Thursday, July 15, 2004

well, fuck

i had a whole post written.
i stepped over to my kids' computer to load their new fucking computer game.
and twin B came over and deleted the post.
i don't know how he did it.
but i'm going to kill him.
--and i'm not kidding.

i just had him show me which key he pushed.
"Esc"
apparently that deletes a whole post.
fuck.

it wasn't even a very good post.
but i still spent time on it.
and time is valuable.
okay, my time might only be worth pesos, as opposed to yen, but still.
god DAMN it.

i was attempting to not bitch and moan about the fact that it's hard to concentrate with kids shows on.
and doing a good job of it, frankly.
i believe i said:
writing with that crap on is about as easy as running a marathon without training.
which then reminded me that my best friend, J, wanted me to start training for a marathon with her.
and of course i haven't been running much lately.
so i was berating myself for not stepping up to the challenge.
whatever.
it's a lost post and that's okay.
i'll move on.

for example...
my husband is the coolest.
my kids broke my dryer...
it's only about 2 years old, so it should NOT have worn out yet.
however...
they slam the door closed so much that they snapped off the little lever thingy.
the one that tells the dryer it's okay to turn on because the door's closed, etc?
so we ordered the new part but they said it would be FIVE motherfucking days.
i was...crestfallen...(what a kick ass word that is!!)
so he took the thing apart...
and made it work anyway.
he's my hero.

oh oh!
and here's the greatest thing to happen to me in a long time.
okay...
so, i grew up in maine, right?
and it's very humid there.
utah?
desert.
i have naturally curly hair, but without the humidity it's less curly.
it's fine, i'm used to it, etc.
well...
we decided to replace our central air with what's called a swamp cooler.
if you live in a desert area, you have probably heard of this.
if not, i'll recap: it's an evaporative cooling system--uses water to cool...
my house is now a tropical paradise.
well, not tropical (cuz it's pleasantly cold) and not a paradise...cuz my kids still live here...
but IT'S HUMID.
and guess what that means?
CURLY HAIR.
i'll get around to taking some pictures sometime, and i'll post them for comparison.
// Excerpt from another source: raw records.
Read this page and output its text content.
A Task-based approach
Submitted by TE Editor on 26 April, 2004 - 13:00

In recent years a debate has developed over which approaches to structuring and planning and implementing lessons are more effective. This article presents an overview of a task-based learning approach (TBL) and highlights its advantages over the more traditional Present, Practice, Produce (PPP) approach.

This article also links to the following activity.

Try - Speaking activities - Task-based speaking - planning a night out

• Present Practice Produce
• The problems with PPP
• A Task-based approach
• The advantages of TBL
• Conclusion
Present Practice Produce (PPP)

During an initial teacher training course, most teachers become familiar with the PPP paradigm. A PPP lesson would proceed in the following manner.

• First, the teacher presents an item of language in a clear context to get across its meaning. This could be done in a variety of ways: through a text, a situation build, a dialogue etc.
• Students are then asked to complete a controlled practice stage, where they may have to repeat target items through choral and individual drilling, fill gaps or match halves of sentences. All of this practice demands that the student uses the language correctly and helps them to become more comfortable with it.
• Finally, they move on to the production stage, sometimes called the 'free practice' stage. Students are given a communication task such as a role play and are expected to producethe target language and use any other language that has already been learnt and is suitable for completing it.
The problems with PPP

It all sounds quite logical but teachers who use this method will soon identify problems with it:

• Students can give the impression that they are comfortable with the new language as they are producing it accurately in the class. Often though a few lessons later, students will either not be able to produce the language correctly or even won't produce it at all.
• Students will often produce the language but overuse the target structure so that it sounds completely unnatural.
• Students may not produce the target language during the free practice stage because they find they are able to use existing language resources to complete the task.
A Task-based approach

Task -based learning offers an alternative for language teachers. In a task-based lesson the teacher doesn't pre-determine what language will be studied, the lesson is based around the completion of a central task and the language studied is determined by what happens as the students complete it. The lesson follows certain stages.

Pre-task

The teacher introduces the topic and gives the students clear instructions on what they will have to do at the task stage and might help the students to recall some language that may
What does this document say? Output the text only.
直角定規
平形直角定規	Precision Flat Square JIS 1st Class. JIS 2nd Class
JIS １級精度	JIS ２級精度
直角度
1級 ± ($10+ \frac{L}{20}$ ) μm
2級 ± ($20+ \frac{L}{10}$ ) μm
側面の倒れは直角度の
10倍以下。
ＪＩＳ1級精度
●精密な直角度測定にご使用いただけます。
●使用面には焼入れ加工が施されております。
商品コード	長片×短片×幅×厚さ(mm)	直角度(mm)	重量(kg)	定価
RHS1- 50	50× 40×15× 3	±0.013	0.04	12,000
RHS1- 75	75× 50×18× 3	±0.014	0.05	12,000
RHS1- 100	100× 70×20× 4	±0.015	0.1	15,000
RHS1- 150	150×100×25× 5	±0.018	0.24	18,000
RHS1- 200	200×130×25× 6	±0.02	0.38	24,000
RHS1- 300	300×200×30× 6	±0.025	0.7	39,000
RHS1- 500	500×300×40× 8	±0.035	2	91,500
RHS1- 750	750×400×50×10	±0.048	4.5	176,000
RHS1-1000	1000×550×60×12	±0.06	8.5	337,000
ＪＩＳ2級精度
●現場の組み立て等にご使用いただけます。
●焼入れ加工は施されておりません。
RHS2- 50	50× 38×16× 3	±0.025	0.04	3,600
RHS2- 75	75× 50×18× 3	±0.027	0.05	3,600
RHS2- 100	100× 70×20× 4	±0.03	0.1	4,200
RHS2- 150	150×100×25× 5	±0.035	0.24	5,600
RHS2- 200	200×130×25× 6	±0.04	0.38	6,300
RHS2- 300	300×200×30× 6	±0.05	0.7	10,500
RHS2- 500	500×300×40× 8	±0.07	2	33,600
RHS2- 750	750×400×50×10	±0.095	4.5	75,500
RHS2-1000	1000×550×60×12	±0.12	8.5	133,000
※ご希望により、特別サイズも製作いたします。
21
now that i've written all that, about my hair...
i feel like it may have been the most boring thing i've ever written.
and that's saying A LOT.
i do apologize.
but i hope you understand that i am giddy like a child at a circus at the way my hair looks now.

woke up this morning.
and when i got out of bed i noticed that my pj pants are on inside out.
yes...
that means what you think it means.
i don't think i've ever done that before, though.
putting them on inside out after a rendez vous.
(can it be called a rendez vous if you're married?? whatever.)
and the back of my hair was matted into oblivion.
heh.
it was a good night.
poor neighbors didnt' get any sleep.

tonight we're going to a place to do karaoke.
although, the place we were planning to go may have burned down yesterday.
we better find out first.

i feel like writing something non-lame.
in fact, tomorrow is friday, so i better not forget to write something special...
but RIGHT NOW i want to write something...

not something shallow.
not something boring.
not something bitchy.
maybe...
i could sink down into the bottom of my soul and see what's there?
probably just cobwebs and dust bunnies.
i know i haven't used the damn thing in a while.
...thought about selling it to ole what's his name back when i was in college and had no money.
it could have fetched quite a price, in those days...
it was pure and clean--not a speck on it, really.
now?
eh.
probably not as flawed as i think it is...
which reminds me of how glad i am to NOT be raising my kids in a religion that drowns a person in guilt.
what a stupid fucking way to grow up.

okay, i guess i've rambled on long enough.
you all have yourselves a great thursday.